The U.S. Army went into Iraq with a line of battle still determined by the supposedly obsolete requirements of the Cold War. Former Defense Secretary Donald Rumsfeld spent his six years in office supposedly trying to shrink the Army down to a “lean, mean and agile” configuration to face the challenges of a complex new world. Given the way the Iraqi and Afghan conflicts have evolved, it’s understandable that MBTs should be out of favor with U.S. policymakers and military theorists alike these days.
There is good reason for that, and good reason to take the kind of critical look at MBT design and functions that the late U.S. Air Force Col. John Boyd, Pierre Sprey and their colleagues so memorably did with air superiority combat fighters when they reversed the apparently inevitable trend towards ever-bigger leviathans to come up with the superb F-16.
But the baby should not be thrown out with the bathwater. Just because tanks cannot be war-winners in Iraq and Afghanistan or other guerrilla or Fourth Generation War conflicts does not mean the U.S. Army still won’t need them in future conflicts.
Through its 90 years of operational history, the tank has been condemned by theorists and even generals as obsolete more often than any other major weapon of modern war. British and American generals eagerly abandoned it in favor of returning to their beloved horse cavalry in the 20 years between the two world wars. There was even some hard operational evidence -- or so it appeared -- for this absurdity at the time. The Battle of the Vistula in 1920, which smashed the Red Army in front of Warsaw and prevented the Bolshevik revolution from sweeping onwards into Germany and the heart of Europe, was won by Polish cavalry exploiting large holes between the invading Soviet armies. Of course, 19 years later, when the Poles imagined they could pill off the same trick against the Wehrmacht, they got annihilated.
From 1939 to 1942, massed formations of German tanks appeared invincible and capable of quite literally conquering in the world. In fact, there was a lot more to the complexities of blitzkrieg than that, but the correct use of tanks to exploit holes in enemy lines and drive ahead to encircle enemy armies was certainly central to it.
However, the months of ferocious street fighting in Stalingrad showed that tanks were highly vulnerable in extended close-quarters street fighting in large cities. And as early as 1941, Rommel and his Afrika Korps were exposing the vulnerabilities of British tanks to skillfully used anti-tank weapons against vulnerable exposed formations that were operating without infantry screens.

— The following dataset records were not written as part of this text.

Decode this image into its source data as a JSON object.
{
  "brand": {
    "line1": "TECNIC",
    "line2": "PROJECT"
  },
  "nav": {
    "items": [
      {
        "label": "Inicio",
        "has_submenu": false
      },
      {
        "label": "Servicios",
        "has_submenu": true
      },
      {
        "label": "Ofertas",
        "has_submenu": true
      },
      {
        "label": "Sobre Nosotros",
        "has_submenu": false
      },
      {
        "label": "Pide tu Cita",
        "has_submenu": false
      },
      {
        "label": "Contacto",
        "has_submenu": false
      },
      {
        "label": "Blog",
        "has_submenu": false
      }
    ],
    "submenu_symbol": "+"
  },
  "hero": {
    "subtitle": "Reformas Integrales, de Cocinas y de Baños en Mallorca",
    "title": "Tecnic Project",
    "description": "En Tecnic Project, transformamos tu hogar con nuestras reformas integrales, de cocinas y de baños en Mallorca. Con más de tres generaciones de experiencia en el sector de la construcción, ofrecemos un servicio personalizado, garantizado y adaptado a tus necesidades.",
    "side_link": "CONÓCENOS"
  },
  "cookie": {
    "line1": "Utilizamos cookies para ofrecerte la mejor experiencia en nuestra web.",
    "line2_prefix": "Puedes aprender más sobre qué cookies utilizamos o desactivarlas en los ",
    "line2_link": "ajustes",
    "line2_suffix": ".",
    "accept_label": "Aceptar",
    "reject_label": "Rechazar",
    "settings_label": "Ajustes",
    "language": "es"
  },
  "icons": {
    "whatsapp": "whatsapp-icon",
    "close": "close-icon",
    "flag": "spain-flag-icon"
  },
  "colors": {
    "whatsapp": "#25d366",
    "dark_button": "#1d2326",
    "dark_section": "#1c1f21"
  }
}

The Germans also pioneered the use of cheap, mass-produced and extremely convenient anti-tank weapons in the Panzerfaust -- so easy to use, a caveman could do it. Certainly, tens of thousands of teenage German soldiers conscripted in the last six months of the war did. Some 28 years later, Egyptian infantry soldiers using Soviet-made, wire-guided anti-tank missiles taught the same lesson to the Israeli army's elite tank units during the 1973 Yom Kippur War, or War of Ramadan.
But the lightning-fast U.S. victories in the 1991 Gulf War and the 2003 Iraq campaign would not have been possible without the skilful, massed use of tanks in ways that Heinz Guderian and Erwin Rommel, George Patton and Bernard Montgomery would all have readily recognized. And their future successors will certainly need them, too.